The generation workflow
-----------------------

``lhp generate --env <env>`` runs three phases over every FlowGroup it discovers. The
phase names map to services in ``src/lhp/core/services/``.

.. mermaid::

   graph TD
       subgraph Discovery
           A[Scan pipelines/] --> B[Apply include patterns]
           B --> C[Parse YAML to FlowGroup models]
           C --> C2[Discover and expand Blueprints]
       end
       subgraph Resolution
           C2 --> D[Resolve local variables]
           D --> E[Expand templates]
           E --> F[Apply preset defaults]
           F --> G[Apply env substitutions]
           G --> H[Validate FlowGroup]
           H --> I[Validate secret references]
       end
       subgraph Code generation
           I --> M[Run action generators]
           M --> O[Inject secret calls]
           O --> P[Write Python file]
       end

**Discovery** is driven by ``FlowgroupDiscoverer`` and the project-level ``include``
patterns from ``lhp.yaml``. Blueprint instances are expanded into concrete
FlowGroups by ``BlueprintExpander`` before the resolution phase sees them.

**Resolution** runs each FlowGroup through ``FlowgroupProcessor``, applying the
substitution layer cake described above, deep-merging preset defaults, and running
Pydantic validation. Unresolved tokens raise ``LHP-CFG-010`` with the unresolved
names listed.

**Code generation** dispatches each action to a generator looked up in
``ActionRegistry`` (one of 7 load, 5 transform, 3 write, or 9 test generators). The
generators emit Jinja2-rendered Python; ``CodeGenerator`` injects
``dbutils.secrets.get`` calls last so secret references never leak into source files.
The final Python is written via ``SmartFileWriter``, which only touches disk when
content actually changes. ``lhp deps`` exposes the cross-pipeline dependency DAG for
inspection (see :doc:`dependency_analysis`).

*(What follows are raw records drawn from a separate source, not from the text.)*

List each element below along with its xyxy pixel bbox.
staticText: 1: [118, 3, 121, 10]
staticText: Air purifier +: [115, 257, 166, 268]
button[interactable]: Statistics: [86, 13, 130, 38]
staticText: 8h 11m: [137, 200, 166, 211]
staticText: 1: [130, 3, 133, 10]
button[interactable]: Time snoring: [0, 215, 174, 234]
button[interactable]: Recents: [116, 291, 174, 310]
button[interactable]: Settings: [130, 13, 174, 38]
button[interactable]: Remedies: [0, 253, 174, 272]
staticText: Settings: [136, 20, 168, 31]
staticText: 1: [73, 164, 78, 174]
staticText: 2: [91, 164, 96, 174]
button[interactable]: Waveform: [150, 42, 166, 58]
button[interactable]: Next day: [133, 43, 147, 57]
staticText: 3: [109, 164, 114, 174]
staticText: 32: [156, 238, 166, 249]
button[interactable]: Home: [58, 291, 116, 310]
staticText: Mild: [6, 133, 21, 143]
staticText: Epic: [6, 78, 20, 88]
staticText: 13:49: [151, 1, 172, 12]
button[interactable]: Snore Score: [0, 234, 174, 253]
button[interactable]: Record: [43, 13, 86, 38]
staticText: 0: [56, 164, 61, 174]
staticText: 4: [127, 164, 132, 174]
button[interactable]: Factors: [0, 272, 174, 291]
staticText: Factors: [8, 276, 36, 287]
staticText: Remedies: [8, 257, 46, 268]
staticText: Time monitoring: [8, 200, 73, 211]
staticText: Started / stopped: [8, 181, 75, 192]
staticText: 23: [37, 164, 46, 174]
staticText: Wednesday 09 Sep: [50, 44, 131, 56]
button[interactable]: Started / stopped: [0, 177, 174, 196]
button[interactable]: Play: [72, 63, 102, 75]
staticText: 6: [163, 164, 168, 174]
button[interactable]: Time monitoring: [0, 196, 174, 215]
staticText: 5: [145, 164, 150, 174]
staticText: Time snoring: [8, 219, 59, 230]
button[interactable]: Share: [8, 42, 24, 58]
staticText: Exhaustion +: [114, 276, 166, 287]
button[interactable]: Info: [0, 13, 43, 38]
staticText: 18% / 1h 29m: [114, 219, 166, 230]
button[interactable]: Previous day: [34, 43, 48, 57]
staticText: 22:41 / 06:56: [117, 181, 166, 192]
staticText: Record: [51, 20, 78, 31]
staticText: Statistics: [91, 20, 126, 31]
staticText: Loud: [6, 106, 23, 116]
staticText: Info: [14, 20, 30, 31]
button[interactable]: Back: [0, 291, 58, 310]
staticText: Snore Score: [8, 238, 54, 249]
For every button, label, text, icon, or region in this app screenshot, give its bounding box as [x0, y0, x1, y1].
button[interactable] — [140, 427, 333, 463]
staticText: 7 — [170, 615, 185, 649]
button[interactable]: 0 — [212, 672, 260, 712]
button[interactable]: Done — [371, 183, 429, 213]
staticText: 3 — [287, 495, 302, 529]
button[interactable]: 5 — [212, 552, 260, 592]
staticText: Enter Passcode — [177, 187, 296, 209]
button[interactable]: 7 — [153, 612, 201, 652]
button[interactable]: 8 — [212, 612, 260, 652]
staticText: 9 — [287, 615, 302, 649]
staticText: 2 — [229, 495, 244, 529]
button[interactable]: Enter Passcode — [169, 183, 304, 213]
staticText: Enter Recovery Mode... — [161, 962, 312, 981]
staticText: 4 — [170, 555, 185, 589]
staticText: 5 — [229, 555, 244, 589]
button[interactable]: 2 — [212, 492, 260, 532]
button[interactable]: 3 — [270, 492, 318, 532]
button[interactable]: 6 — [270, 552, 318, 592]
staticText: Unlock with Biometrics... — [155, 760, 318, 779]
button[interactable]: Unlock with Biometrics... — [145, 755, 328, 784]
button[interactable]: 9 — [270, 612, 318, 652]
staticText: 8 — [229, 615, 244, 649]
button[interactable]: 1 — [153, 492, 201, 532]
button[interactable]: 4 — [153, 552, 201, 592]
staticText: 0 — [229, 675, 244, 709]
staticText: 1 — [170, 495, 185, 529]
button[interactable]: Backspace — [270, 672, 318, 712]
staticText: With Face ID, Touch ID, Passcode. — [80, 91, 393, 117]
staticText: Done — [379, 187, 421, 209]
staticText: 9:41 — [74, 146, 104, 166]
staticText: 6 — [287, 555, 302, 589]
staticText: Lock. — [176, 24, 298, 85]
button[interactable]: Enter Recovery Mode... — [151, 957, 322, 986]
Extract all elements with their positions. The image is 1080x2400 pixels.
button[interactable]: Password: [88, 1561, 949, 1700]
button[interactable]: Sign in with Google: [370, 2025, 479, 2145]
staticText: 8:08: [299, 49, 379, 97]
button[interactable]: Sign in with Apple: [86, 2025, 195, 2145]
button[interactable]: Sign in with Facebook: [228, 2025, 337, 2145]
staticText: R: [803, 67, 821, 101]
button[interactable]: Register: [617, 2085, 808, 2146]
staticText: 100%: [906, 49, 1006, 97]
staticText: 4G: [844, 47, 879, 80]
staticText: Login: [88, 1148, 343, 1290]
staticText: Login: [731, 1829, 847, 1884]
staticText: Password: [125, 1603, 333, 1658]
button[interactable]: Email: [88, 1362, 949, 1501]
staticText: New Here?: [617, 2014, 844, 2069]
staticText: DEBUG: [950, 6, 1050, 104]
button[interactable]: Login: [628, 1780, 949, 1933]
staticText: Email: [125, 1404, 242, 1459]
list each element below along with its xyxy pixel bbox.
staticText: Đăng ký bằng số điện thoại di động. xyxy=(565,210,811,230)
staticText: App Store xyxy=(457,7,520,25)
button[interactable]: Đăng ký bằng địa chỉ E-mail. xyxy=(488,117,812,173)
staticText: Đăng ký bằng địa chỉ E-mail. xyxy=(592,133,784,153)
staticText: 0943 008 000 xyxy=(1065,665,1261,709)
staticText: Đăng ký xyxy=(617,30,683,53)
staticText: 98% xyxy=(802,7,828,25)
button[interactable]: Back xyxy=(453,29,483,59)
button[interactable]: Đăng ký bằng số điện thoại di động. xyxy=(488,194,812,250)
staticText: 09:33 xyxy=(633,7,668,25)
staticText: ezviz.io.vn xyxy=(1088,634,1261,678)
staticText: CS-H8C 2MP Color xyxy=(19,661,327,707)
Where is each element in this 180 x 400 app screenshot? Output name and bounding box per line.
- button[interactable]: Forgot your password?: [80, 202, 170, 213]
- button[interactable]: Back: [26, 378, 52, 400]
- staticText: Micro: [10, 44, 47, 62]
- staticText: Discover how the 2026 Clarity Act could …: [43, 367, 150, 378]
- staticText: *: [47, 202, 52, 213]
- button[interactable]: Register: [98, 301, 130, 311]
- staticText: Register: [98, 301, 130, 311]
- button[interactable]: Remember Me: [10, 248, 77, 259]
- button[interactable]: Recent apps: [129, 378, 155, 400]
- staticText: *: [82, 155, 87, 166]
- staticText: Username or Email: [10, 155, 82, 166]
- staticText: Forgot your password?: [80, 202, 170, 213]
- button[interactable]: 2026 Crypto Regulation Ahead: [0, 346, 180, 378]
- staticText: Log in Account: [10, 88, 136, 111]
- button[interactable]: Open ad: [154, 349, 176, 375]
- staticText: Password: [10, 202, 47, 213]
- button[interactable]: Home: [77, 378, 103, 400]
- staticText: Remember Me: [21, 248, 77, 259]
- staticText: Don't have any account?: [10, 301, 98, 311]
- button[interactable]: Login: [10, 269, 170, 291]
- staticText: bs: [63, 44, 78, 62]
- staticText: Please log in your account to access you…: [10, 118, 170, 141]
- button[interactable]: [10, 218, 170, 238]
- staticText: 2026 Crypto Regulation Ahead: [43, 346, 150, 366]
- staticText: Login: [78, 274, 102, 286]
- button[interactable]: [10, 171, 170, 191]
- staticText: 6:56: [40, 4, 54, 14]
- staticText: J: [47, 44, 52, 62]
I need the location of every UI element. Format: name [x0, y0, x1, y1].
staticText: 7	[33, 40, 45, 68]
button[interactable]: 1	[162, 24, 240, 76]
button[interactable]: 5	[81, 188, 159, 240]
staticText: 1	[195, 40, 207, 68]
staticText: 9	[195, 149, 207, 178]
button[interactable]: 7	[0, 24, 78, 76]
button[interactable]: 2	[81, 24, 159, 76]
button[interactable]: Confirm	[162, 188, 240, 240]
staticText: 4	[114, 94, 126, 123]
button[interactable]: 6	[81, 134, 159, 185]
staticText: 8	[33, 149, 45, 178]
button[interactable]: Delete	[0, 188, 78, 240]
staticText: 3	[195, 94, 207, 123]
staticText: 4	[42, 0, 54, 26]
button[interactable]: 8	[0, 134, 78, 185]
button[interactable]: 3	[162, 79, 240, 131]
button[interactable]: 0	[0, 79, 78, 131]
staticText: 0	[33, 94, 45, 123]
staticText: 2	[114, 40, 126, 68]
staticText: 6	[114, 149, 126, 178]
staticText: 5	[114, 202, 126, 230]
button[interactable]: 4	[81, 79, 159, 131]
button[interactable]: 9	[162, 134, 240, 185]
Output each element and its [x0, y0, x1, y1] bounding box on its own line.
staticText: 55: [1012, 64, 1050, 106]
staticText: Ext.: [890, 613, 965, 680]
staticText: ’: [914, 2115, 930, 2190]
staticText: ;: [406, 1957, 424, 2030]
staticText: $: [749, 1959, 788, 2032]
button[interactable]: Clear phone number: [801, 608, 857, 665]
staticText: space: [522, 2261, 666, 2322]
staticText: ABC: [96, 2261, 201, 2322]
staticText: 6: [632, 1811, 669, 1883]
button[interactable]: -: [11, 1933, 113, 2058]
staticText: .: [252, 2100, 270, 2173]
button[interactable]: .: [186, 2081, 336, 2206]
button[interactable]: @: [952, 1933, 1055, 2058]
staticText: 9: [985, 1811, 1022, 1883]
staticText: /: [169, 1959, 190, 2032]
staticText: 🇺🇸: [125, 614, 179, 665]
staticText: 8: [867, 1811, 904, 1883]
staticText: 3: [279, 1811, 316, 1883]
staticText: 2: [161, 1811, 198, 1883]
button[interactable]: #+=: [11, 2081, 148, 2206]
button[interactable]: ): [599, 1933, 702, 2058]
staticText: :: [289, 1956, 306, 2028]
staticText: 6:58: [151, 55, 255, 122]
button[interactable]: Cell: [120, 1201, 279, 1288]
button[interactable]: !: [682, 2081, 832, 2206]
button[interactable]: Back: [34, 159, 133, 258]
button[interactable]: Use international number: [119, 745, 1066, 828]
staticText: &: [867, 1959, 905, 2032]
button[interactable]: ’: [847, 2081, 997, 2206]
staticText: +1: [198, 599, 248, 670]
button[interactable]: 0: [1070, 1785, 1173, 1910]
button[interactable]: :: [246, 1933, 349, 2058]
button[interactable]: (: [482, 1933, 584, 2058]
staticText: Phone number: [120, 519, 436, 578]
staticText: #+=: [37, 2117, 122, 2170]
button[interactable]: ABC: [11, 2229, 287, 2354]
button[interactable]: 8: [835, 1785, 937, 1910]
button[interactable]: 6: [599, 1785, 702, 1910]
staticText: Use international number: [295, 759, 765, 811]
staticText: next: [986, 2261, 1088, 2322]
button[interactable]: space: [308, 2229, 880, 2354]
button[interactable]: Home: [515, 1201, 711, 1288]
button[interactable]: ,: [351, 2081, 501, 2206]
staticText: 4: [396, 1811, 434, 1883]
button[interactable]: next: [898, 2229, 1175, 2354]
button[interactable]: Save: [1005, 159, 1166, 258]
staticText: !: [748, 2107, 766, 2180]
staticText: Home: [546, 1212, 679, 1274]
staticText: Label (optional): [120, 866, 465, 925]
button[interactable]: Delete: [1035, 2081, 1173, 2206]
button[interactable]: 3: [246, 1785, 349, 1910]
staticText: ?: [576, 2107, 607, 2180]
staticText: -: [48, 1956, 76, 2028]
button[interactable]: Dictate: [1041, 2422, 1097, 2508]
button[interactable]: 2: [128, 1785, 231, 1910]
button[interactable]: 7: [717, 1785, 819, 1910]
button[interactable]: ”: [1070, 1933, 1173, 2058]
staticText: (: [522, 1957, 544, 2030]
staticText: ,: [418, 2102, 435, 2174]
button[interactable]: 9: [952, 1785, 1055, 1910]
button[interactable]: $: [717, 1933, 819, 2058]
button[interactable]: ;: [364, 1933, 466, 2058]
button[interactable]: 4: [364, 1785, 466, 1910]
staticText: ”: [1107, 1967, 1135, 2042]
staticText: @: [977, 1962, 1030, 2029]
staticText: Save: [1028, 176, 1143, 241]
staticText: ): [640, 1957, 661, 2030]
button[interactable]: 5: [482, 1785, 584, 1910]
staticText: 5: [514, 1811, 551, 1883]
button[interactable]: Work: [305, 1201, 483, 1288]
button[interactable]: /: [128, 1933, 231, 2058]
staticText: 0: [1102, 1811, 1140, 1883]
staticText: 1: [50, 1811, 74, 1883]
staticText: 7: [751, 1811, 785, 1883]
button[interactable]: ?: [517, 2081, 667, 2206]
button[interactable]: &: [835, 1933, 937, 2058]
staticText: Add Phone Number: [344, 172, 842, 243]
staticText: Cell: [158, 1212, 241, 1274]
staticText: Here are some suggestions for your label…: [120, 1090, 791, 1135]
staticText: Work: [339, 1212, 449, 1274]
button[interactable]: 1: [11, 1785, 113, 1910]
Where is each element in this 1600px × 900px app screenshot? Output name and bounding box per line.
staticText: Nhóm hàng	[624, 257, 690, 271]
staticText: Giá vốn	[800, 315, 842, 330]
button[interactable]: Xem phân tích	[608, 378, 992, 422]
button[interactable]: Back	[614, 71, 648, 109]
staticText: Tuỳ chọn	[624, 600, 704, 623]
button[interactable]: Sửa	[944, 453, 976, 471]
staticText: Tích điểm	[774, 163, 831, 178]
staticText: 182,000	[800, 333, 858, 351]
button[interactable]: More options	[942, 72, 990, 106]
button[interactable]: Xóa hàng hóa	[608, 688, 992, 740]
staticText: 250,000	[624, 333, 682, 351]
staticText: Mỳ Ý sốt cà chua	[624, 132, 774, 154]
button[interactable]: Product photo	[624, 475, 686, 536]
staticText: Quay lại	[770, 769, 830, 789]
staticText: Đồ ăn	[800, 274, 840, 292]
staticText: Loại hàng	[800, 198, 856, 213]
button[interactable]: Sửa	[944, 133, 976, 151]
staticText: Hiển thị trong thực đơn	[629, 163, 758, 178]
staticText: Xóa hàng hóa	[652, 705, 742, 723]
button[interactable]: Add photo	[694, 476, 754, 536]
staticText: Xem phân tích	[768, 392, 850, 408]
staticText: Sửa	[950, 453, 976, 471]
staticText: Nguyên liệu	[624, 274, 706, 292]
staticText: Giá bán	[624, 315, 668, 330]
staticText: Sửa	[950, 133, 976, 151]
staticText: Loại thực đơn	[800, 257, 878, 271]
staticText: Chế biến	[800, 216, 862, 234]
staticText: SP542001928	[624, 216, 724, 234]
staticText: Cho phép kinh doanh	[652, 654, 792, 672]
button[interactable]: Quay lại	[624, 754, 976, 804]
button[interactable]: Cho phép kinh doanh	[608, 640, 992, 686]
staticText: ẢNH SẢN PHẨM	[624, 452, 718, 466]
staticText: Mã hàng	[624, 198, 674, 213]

Multi-environment generation
----------------------------

LHP is environment-aware. The same FlowGroup YAML generates different Python files
per environment because ``${env_token}`` resolves against ``substitutions/<env>.yaml``.
``substitutions/lhp.yaml`` provides shared defaults that environment files override.

Multi-job orchestration
-----------------------

A FlowGroup can declare ``job_name: <name>`` to opt into the multi-job model. When
*any* FlowGroup sets ``job_name``, *every* FlowGroup must — the all-or-nothing rule
prevents partial orchestration. LHP then generates one Databricks job per unique
``job_name`` plus a master orchestration job that chains them, and writes per-job
configuration from multi-document ``job_config.yaml``. The orchestration generator
lives in ``core/services/job_generator.py``; full configuration semantics are in
:doc:`bundle_config_reference`.

How this maps to the codebase
-----------------------------

The objects above correspond directly to Python modules:

- ``src/lhp/models/config.py`` — Pydantic models for every YAML object.
- ``src/lhp/parsers/yaml_parser.py`` — YAML → model conversion.
- ``src/lhp/core/services/flowgroup_processor.py`` — substitution + preset + template
  pipeline.
- ``src/lhp/core/action_registry.py`` — action-type → generator mapping.
- ``src/lhp/generators/{load,transform,write,test}/`` — one generator per sub-type.
- ``src/lhp/core/orchestrator.py`` — top-level coordination across phases.
- ``src/lhp/utils/smart_file_writer.py`` — content-aware file writes.

The model is intentionally narrow. The four action types and their sub-type lists are
closed enums, not extension points — adding a new sub-type means adding a generator,
registering it in ``ActionRegistry``, and adding an enum value. Reuse extension is
expected to happen through Presets, Templates, and Blueprints, not through new
action types.

.. seealso::
   :doc:`decisions` for when to use which primitive,
   :doc:`actions/index` for the full action reference, and
   :doc:`substitutions` for the full substitution syntax reference.